4. Attestation-gated key release. The combined attestation token is presented to the key broker. Only on full validation does the broker release the weight-decryption keys into the attested enclave. The encrypted weights are decrypted inside the TEE; they never exist in plaintext anywhere the operator can read. Failure mode: a broker that releases keys before validating attestation, or one whose own memory the operator can read, defeats the entire scheme.

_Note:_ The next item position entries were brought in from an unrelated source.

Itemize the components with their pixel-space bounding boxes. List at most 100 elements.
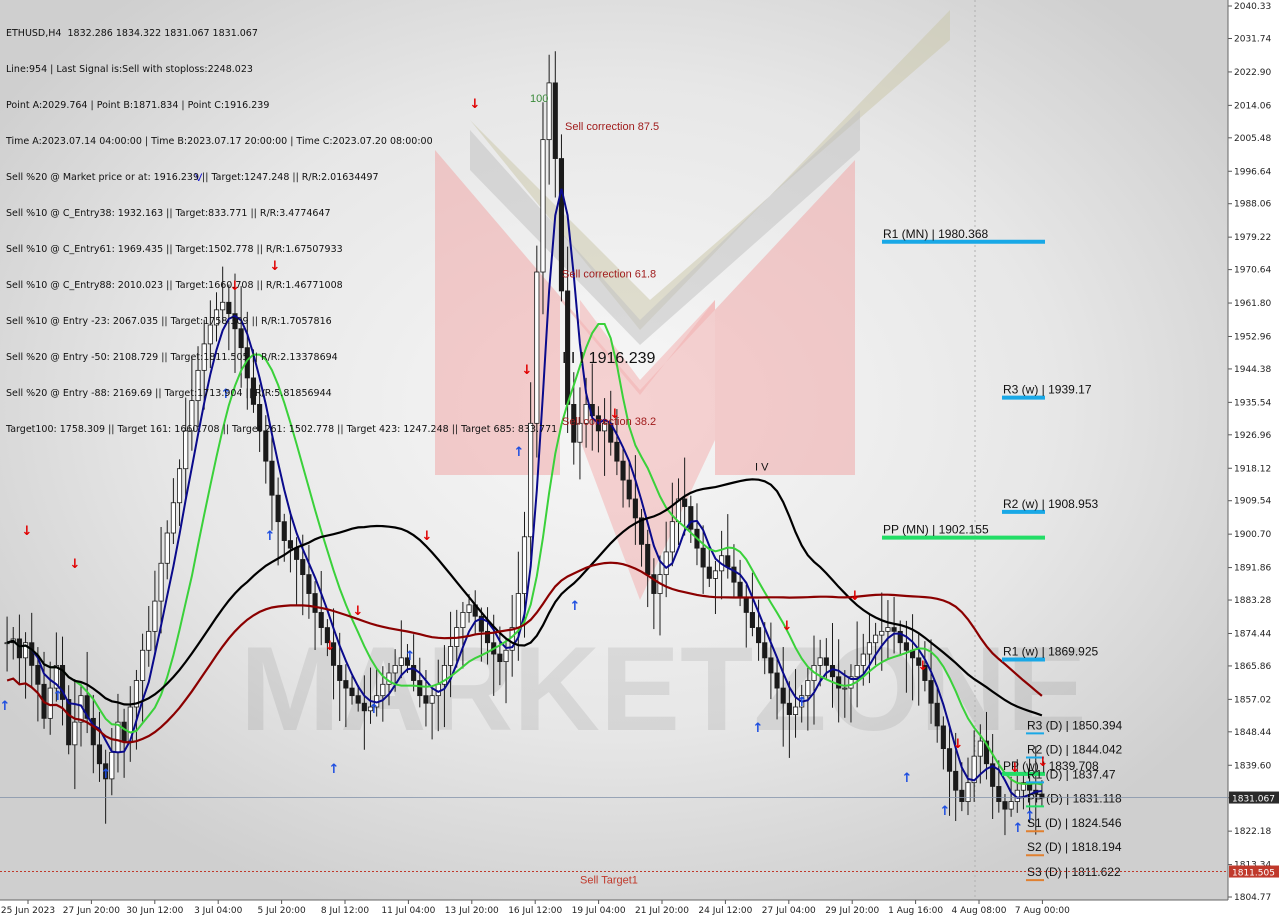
x-tick-label: 3 Jul 04:00 bbox=[194, 906, 243, 916]
sell-target-label: Sell Target1 bbox=[580, 875, 638, 887]
y-tick-label: 1979.22 bbox=[1234, 233, 1271, 243]
pivot-level-label: R2 (w) | 1908.953 bbox=[1003, 497, 1098, 511]
candle-body bbox=[66, 699, 72, 746]
candle-body bbox=[16, 638, 22, 659]
candle-body bbox=[164, 532, 170, 564]
candle-body bbox=[158, 562, 164, 602]
candle-body bbox=[706, 566, 712, 579]
x-tick-label: 27 Jun 20:00 bbox=[63, 906, 120, 916]
candle-body bbox=[737, 581, 743, 598]
y-tick-label: 1918.12 bbox=[1234, 464, 1271, 474]
sell-arrow-icon: ↓ bbox=[782, 619, 793, 634]
candle-body bbox=[497, 653, 503, 663]
info-line: Target100: 1758.309 || Target 161: 1660.… bbox=[6, 424, 558, 435]
y-tick-label: 2031.74 bbox=[1234, 34, 1271, 44]
candle-body bbox=[361, 702, 367, 712]
buy-arrow-icon: ↑ bbox=[570, 599, 581, 614]
y-tick-label: 1848.44 bbox=[1234, 728, 1271, 738]
candle-body bbox=[565, 290, 571, 405]
candle-body bbox=[337, 664, 343, 681]
sell-arrow-icon: ↓ bbox=[22, 524, 33, 539]
candle-body bbox=[823, 657, 829, 666]
x-tick-label: 5 Jul 20:00 bbox=[257, 906, 306, 916]
candle-body bbox=[423, 695, 429, 704]
buy-arrow-icon: ↑ bbox=[1025, 809, 1036, 824]
candle-body bbox=[626, 479, 632, 500]
x-tick-label: 11 Jul 04:00 bbox=[381, 906, 435, 916]
candle-body bbox=[946, 748, 953, 772]
buy-arrow-icon: ↑ bbox=[0, 699, 10, 714]
candle-body bbox=[294, 547, 300, 560]
buy-arrow-icon: ↑ bbox=[1013, 821, 1024, 836]
candle-body bbox=[515, 593, 521, 628]
candle-body bbox=[786, 702, 792, 715]
buy-arrow-icon: ↑ bbox=[101, 767, 112, 782]
candle-body bbox=[645, 543, 651, 576]
sell-arrow-icon: ↓ bbox=[353, 604, 364, 619]
pivot-level-label: PP (D) | 1831.118 bbox=[1027, 791, 1122, 805]
pivot-level-label: S3 (D) | 1811.622 bbox=[1027, 865, 1121, 879]
candle-body bbox=[466, 604, 472, 613]
info-line: Sell %10 @ Entry -23: 2067.035 || Target… bbox=[6, 316, 332, 327]
x-tick-label: 19 Jul 04:00 bbox=[572, 906, 626, 916]
y-tick-label: 1961.80 bbox=[1234, 299, 1271, 309]
candle-body bbox=[429, 695, 435, 704]
info-line: Point A:2029.764 | Point B:1871.834 | Po… bbox=[6, 100, 270, 111]
candle-body bbox=[940, 725, 946, 750]
buy-arrow-icon: ↑ bbox=[902, 771, 913, 786]
ohlc-label: 1832.286 1834.322 1831.067 1831.067 bbox=[67, 28, 258, 39]
candle-body bbox=[762, 642, 768, 659]
y-tick-label: 1952.96 bbox=[1234, 332, 1271, 342]
candle-body bbox=[860, 653, 866, 666]
candle-body bbox=[460, 612, 466, 628]
sell-arrow-icon: ↓ bbox=[1038, 755, 1049, 770]
candle-body bbox=[805, 680, 811, 697]
candle-body bbox=[774, 672, 780, 689]
candle-body bbox=[632, 498, 638, 519]
candle-body bbox=[417, 680, 423, 697]
candle-body bbox=[614, 441, 620, 462]
y-tick-label: 1944.38 bbox=[1234, 365, 1271, 375]
candle-body bbox=[521, 536, 528, 594]
candle-body bbox=[146, 630, 152, 651]
candle-body bbox=[903, 642, 909, 651]
candle-body bbox=[176, 468, 183, 504]
candle-body bbox=[275, 494, 281, 523]
candle-body bbox=[287, 540, 293, 549]
y-tick-label: 1822.18 bbox=[1234, 827, 1271, 837]
candle-body bbox=[965, 782, 971, 802]
candle-body bbox=[306, 574, 312, 594]
candle-body bbox=[682, 498, 688, 507]
candle-body bbox=[35, 664, 41, 685]
chart-annotation: Sell correction 61.8 bbox=[562, 269, 656, 281]
buy-arrow-icon: ↑ bbox=[753, 721, 764, 736]
x-tick-label: 8 Jul 12:00 bbox=[321, 906, 370, 916]
x-tick-label: 7 Aug 00:00 bbox=[1015, 906, 1070, 916]
y-tick-label: 1883.28 bbox=[1234, 596, 1271, 606]
target-price-label: 1811.505 bbox=[1232, 869, 1275, 879]
sell-arrow-icon: ↓ bbox=[70, 557, 81, 572]
candle-body bbox=[959, 789, 965, 802]
buy-arrow-icon: ↑ bbox=[265, 529, 276, 544]
pivot-level-label: S1 (D) | 1824.546 bbox=[1027, 816, 1122, 830]
info-line: Sell %10 @ C_Entry61: 1969.435 || Target… bbox=[6, 244, 343, 255]
chart-annotation: Sell correction 87.5 bbox=[565, 121, 659, 133]
buy-arrow-icon: ↑ bbox=[797, 695, 808, 710]
x-tick-label: 16 Jul 12:00 bbox=[508, 906, 562, 916]
info-line: Time A:2023.07.14 04:00:00 | Time B:2023… bbox=[6, 136, 433, 147]
symbol-label: ETHUSD,H4 bbox=[6, 28, 62, 39]
y-tick-label: 1874.44 bbox=[1234, 629, 1271, 639]
y-tick-label: 1891.86 bbox=[1234, 564, 1271, 574]
y-tick-label: 1857.02 bbox=[1234, 695, 1271, 705]
sell-arrow-icon: ↓ bbox=[1010, 761, 1021, 776]
y-tick-label: 1909.54 bbox=[1234, 497, 1271, 507]
candle-body bbox=[873, 634, 879, 644]
candle-body bbox=[121, 721, 127, 742]
candle-body bbox=[398, 657, 404, 666]
info-line: Sell %10 @ C_Entry38: 1932.163 || Target… bbox=[6, 208, 331, 219]
chart-annotation: I V bbox=[755, 462, 769, 474]
candle-body bbox=[836, 676, 842, 689]
info-line: Sell %20 @ Market price or at: 1916.239 … bbox=[6, 172, 379, 183]
candle-body bbox=[842, 687, 848, 690]
candle-body bbox=[749, 612, 755, 628]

5. Steady-state serving. Prompts arrive encrypted, are decrypted inside the TEE, inferenced, and re-encrypted before leaving. Inter-GPU collectives stay encrypted on NVLink via TEE-I/O. The operator sees ciphertext in HBM, a near-empty register surface, and encrypted fabric traffic — but can still observe queue metadata and is still trusted for scheduling and availability. → the weight-side key hierarchy is detailed in Chapter 11.8.
The decision, restated
Confidential computing is the right tool when — and the discipline is to insist on the "when" — you have a named, unavoidable, untrusted party in your data path and a workload whose plaintext exposure you cannot otherwise prevent. For those cases it is the only thing that works, and on Blackwell-class hardware with TEE-I/O the historical objection (the performance tax) has largely collapsed: under ~3% on large workloads, multi-GPU scope, near-line-rate encrypted NVLink. The cost has migrated from cycles to operations: you now run an attestation verifier and RIM pipeline as Tier-0 infrastructure, you architect a key broker that must never leak, and you carry a precisely-bounded residual surface — metadata, side-channels, a trusted scheduler, and a firmware supply chain — that you must defend with the rest of this Part rather than assume the TEE covered.